Les rebelles touaregs ont signalé à plusieures reprises leur ouverture au dialogue avec le gouvernement, mais sous condition que celui-ci accepte leur organisation MNJ en tant que mouvement rebelle.

Plusieurs fois, des informations (jusque-là non confirmés pourtant) ont circulé, selon lesquelles le gouvernement nigérien aurait demandé le soutien militaire d’autres pays. Le dernier cas a été cité par le MNJ le 3 juillet sur son site internet, stipulant que le Président Mamadou Tandja voulait se procurer des hélicoptères du type M-24 de l’Ukraine pour attaquer les postes du MNJ.

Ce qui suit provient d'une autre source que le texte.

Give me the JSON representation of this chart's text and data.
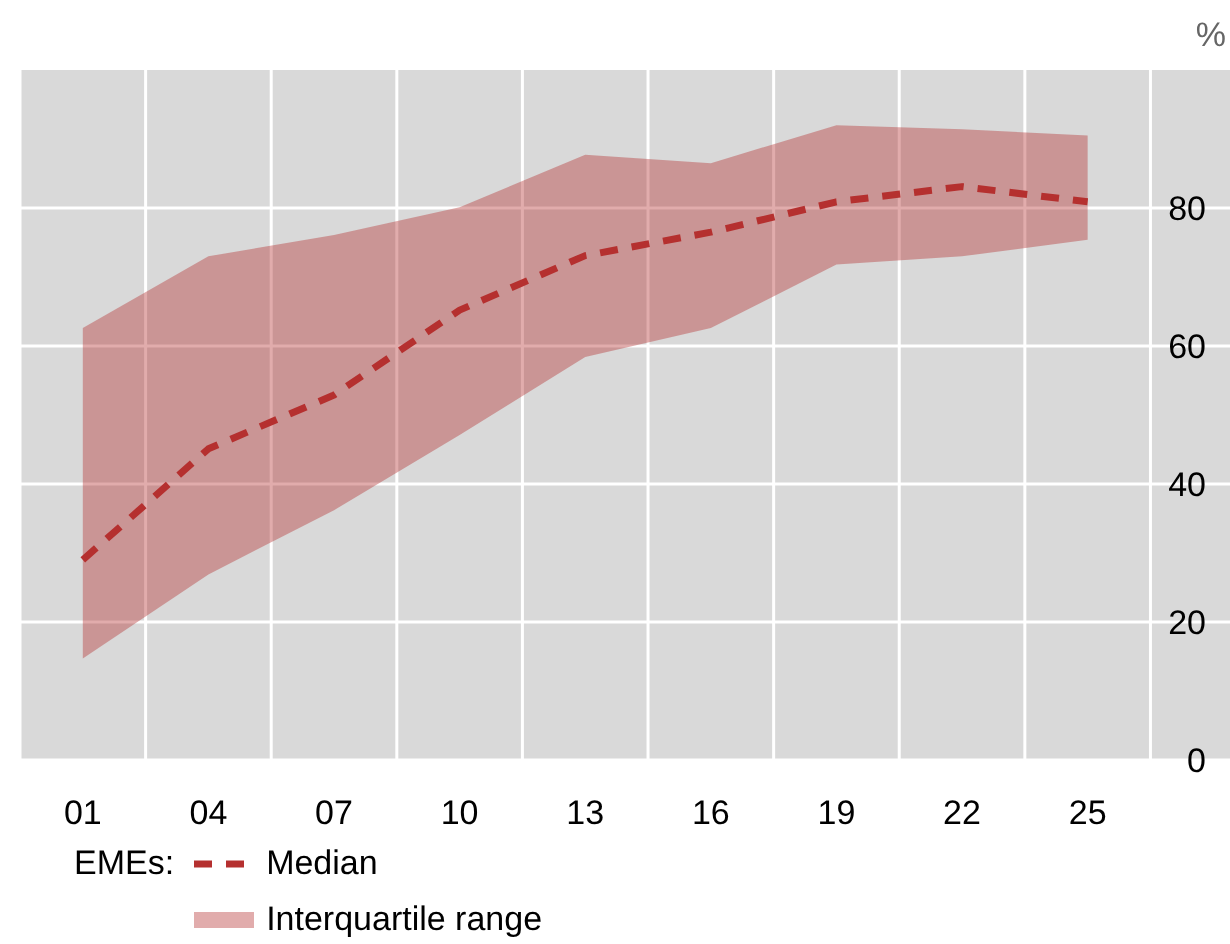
{
  "chart_data": {
    "type": "line",
    "ylabel": "%",
    "legend_title": "EMEs:",
    "annotations": [
      "Interquartile range"
    ],
    "x": [
      2001,
      2004,
      2007,
      2010,
      2013,
      2016,
      2019,
      2022,
      2025
    ],
    "series": [
      {
        "name": "Median",
        "color": "#b5302f",
        "line_style": "dashed",
        "values": [
          29.0,
          45.1,
          52.9,
          65.2,
          73.1,
          76.5,
          80.9,
          83.1,
          80.9
        ],
        "lower": [
          14.7,
          26.9,
          36.2,
          47.1,
          58.4,
          62.6,
          71.8,
          73.0,
          75.4
        ],
        "upper": [
          62.6,
          73.0,
          76.1,
          80.1,
          87.7,
          86.5,
          92.0,
          91.4,
          90.5
        ]
      }
    ],
    "xlim": [
      1999.5,
      2028.4
    ],
    "xticks": [
      {
        "value": 1999.5,
        "label": null
      },
      {
        "value": 2001,
        "label": "01"
      },
      {
        "value": 2002.5,
        "label": null
      },
      {
        "value": 2004,
        "label": "04"
      },
      {
        "value": 2005.5,
        "label": null
      },
      {
        "value": 2007,
        "label": "07"
      },
      {
        "value": 2008.5,
        "label": null
      },
      {
        "value": 2010,
        "label": "10"
      },
      {
        "value": 2011.5,
        "label": null
      },
      {
        "value": 2013,
        "label": "13"
      },
      {
        "value": 2014.5,
        "label": null
      },
      {
        "value": 2016,
        "label": "16"
      },
      {
        "value": 2017.5,
        "label": null
      },
      {
        "value": 2019,
        "label": "19"
      },
      {
        "value": 2020.5,
        "label": null
      },
      {
        "value": 2022,
        "label": "22"
      },
      {
        "value": 2023.5,
        "label": null
      },
      {
        "value": 2025,
        "label": "25"
      },
      {
        "value": 2026.5,
        "label": null
      }
    ],
    "ylim": [
      0,
      100
    ],
    "yticks": [
      0,
      20,
      40,
      60,
      80
    ],
    "grid": true,
    "legend": "bottom"
  }
}
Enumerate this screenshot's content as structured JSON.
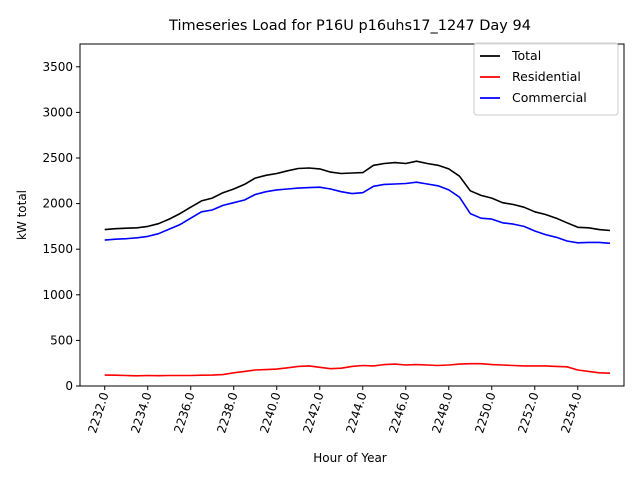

Les raisons pour le conflit sont à chercher dans la discrimination persistante des régions du nord, ainsi que dans l’exploitation et prospection des importants gisements uranifères dans l’Aïr (surtout par des sociétés françaises et chinoises), qui représentent un danger de santé pour la population locale et pour l’environnement. Sous la médiation de la France, de l’Algérie et du Burkina Faso, le dernier soulèvement armé des touaregs a été achevé en 1995 par des accords de paix entre les rebelles et le gouvernement. Cet accord prévoit, entre autre, une décentralisation administrative et militaire du pays entier, ainsi qu’une augmentation des investissements dans la région du nord, surtout dans le secteur éducatif et la médicalisation de base. D’autre part, certains droits d’autogestion ont été accordés aux populations du nord, majoritairement composées de touaregs. Selon le MNJ, ces promesses, faites dans les accords de paix de 1995, n’ont été tenues que ponctuellement ou pas du tout par le gouvernement.